Di fatto, nonostante il lavaggio del cervello dei media di regime, trova sempre meno consenso l'infinita "guerra alla droga" che dura da decenni senza aver mai ottenuto altro risultato che quello di perseguitare decine di milioni di persone colpevoli solo di consumare sostanze proibite dalle convenzioni internazionali. Il proibizionismo amplifica le conseguenze negative delle sostanze (che vengono spesso assunte in condizioni sanitarie precarie e che vengono sempre prodotte e confezionate senza alcun controllo igienico) e tende spesso a favorire la diffusione delle droghe pesanti. Lo dimostrano in Italia gli effetti della Legge Fini, ormai in vigore da due anni, che prevede le stesse pene per le droghe leggere e di quelle pesanti.
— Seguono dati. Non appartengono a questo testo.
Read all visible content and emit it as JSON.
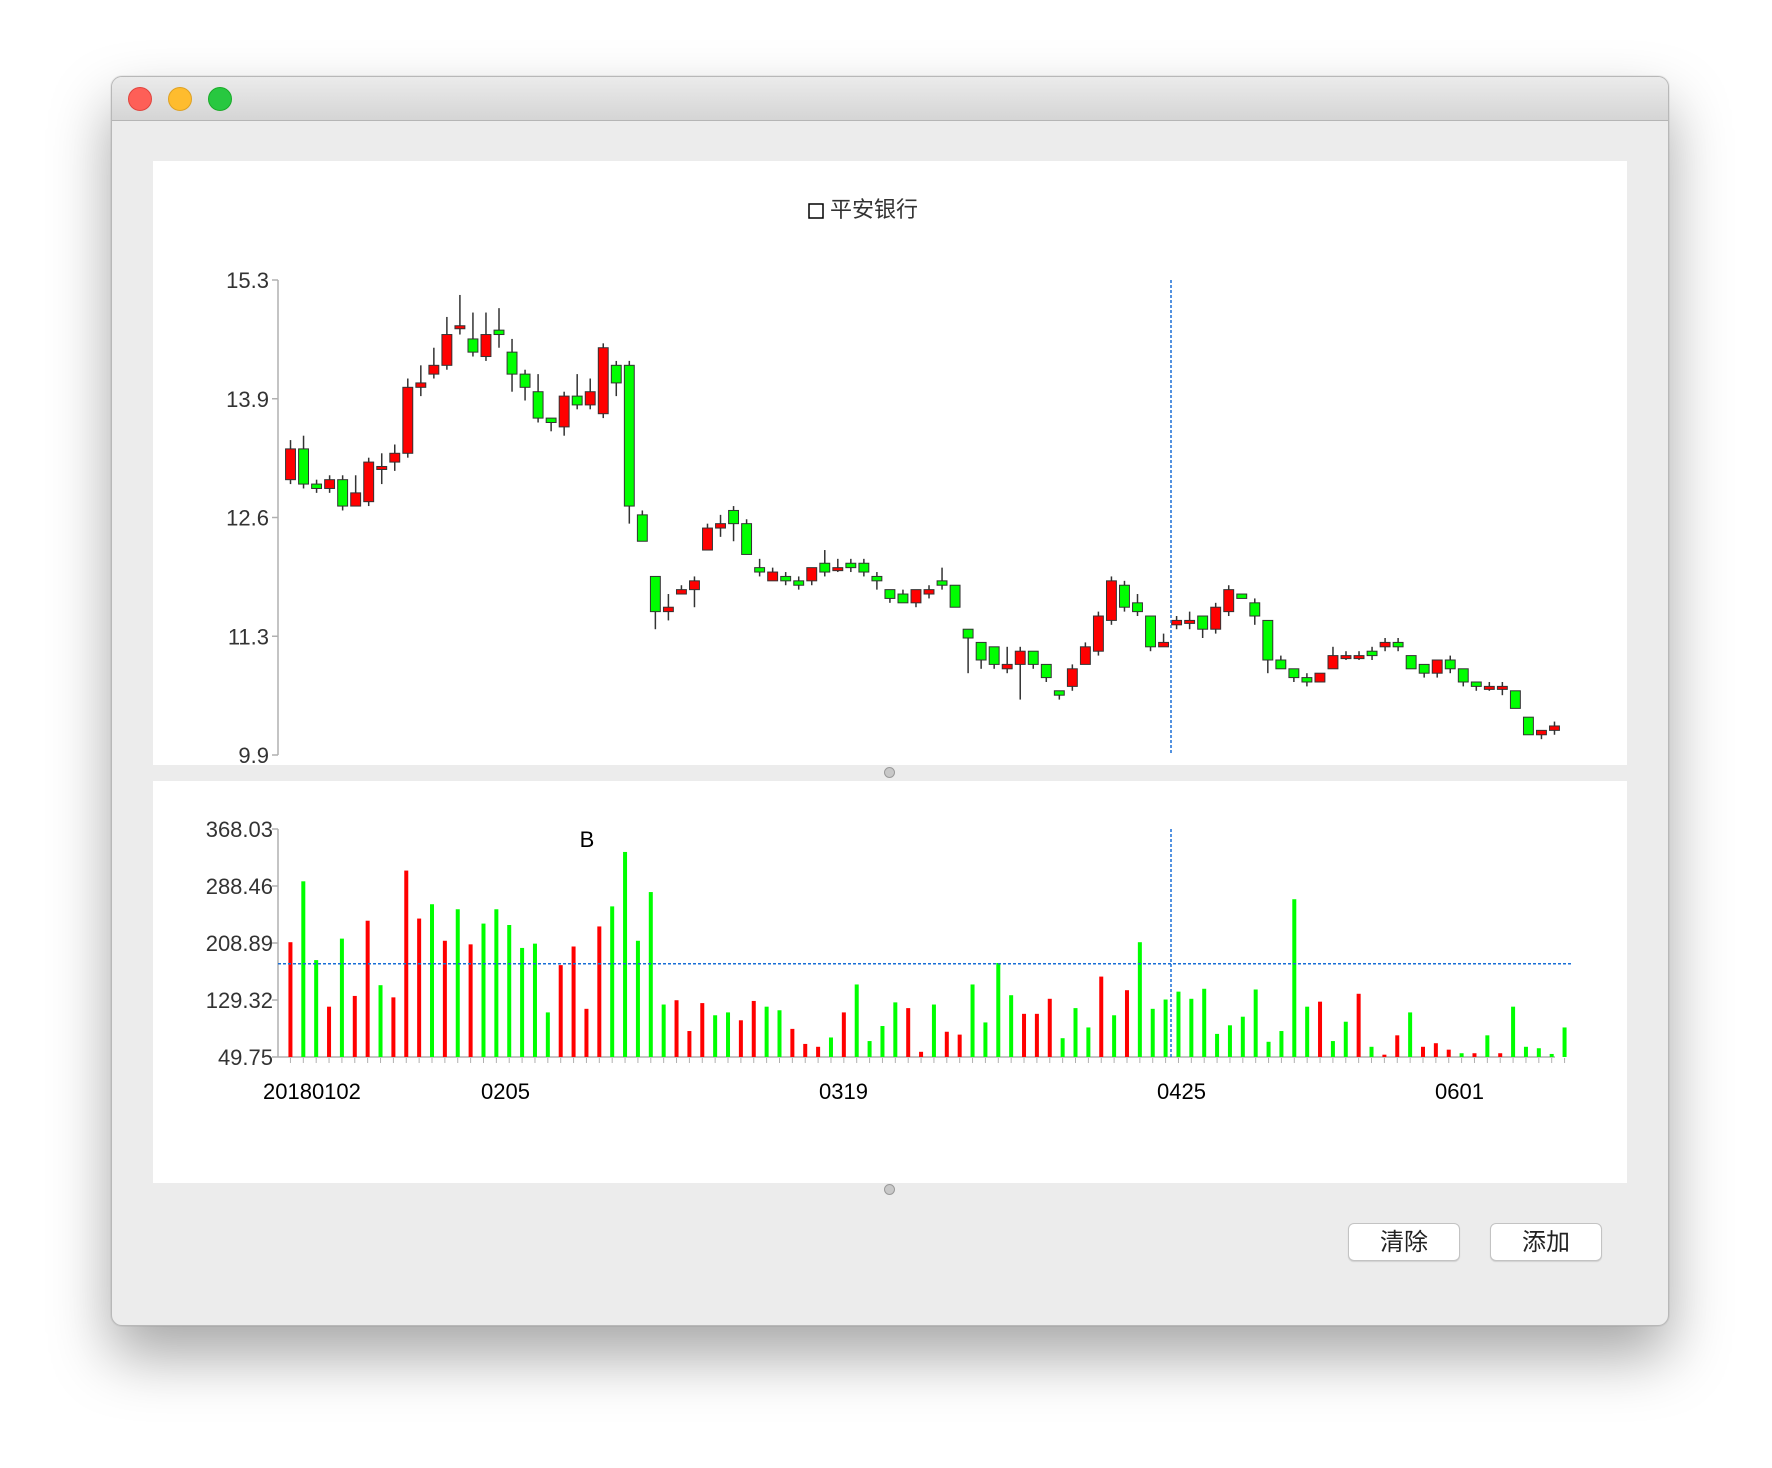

L'effetto più immediato della Legge Fini è stato un grosso aumento in tutta la Penisola del consumo di cocaina (che nei mesi immediatamente successivi all'approvazione della nuova legge ha visto diminuire i suoi prezzi della metà). Il fenomeno, probabilmente è destinato ad aumentare: secondo le fosche previsioni di un gruppo di esperti riunitisi all'Università cattolica di Milano per il convegno "L'altra faccia della coca", entro il 2010, in base ai dati dell'Osservatorio del dipartimento dipendenze patologiche dell'Asl di Milano, il consumo di cocaina registrerà un incremento pari al 40%, e il numero degli italiani consumatori sarà compreso tra gli 800 mila e il milione e 100 mila individui (circa il 3% della popolazione italiana tra i 15 e i 54 anni). Non c'è da stupirsi visto che, come è stato scritto su Fuoriluogo, "aver equiparato tutte le sostanze alla stessa maniera ha intrecciato i mercati delle droghe leggere con quelle pesanti e sta provocando soprattutto tra i più giovani la banalizzazione del consumo di droghe. Oggi gli adolescenti consumano alla stessa maniera le sostanze leggere e quelle pesanti, e il tutto avviene in totale incoscienza".
Intanto, continuano ad arrivare ogni giorno notizie di fumatori di cannabis perseguitati dalla legge. L'ultima "follia" dei giudici ha colpito un trentacinquenne catanese "sorpreso" con qualche grammo di hashish che avrà per due anni l'obbligo di dimora, di firma quotidiana, non potrà guidare, né far tardi la sera, visto che potrà uscire solo per andare a lavorare. Insomma, dovrà sottostare ad una serie di gravissime limitazioni alla libertà personale che equivalgono ad una condanna agli arresti domiciliari, inflittagli senza neanche un processo, con il kafkiano sistema delle sanzioni "amministrative".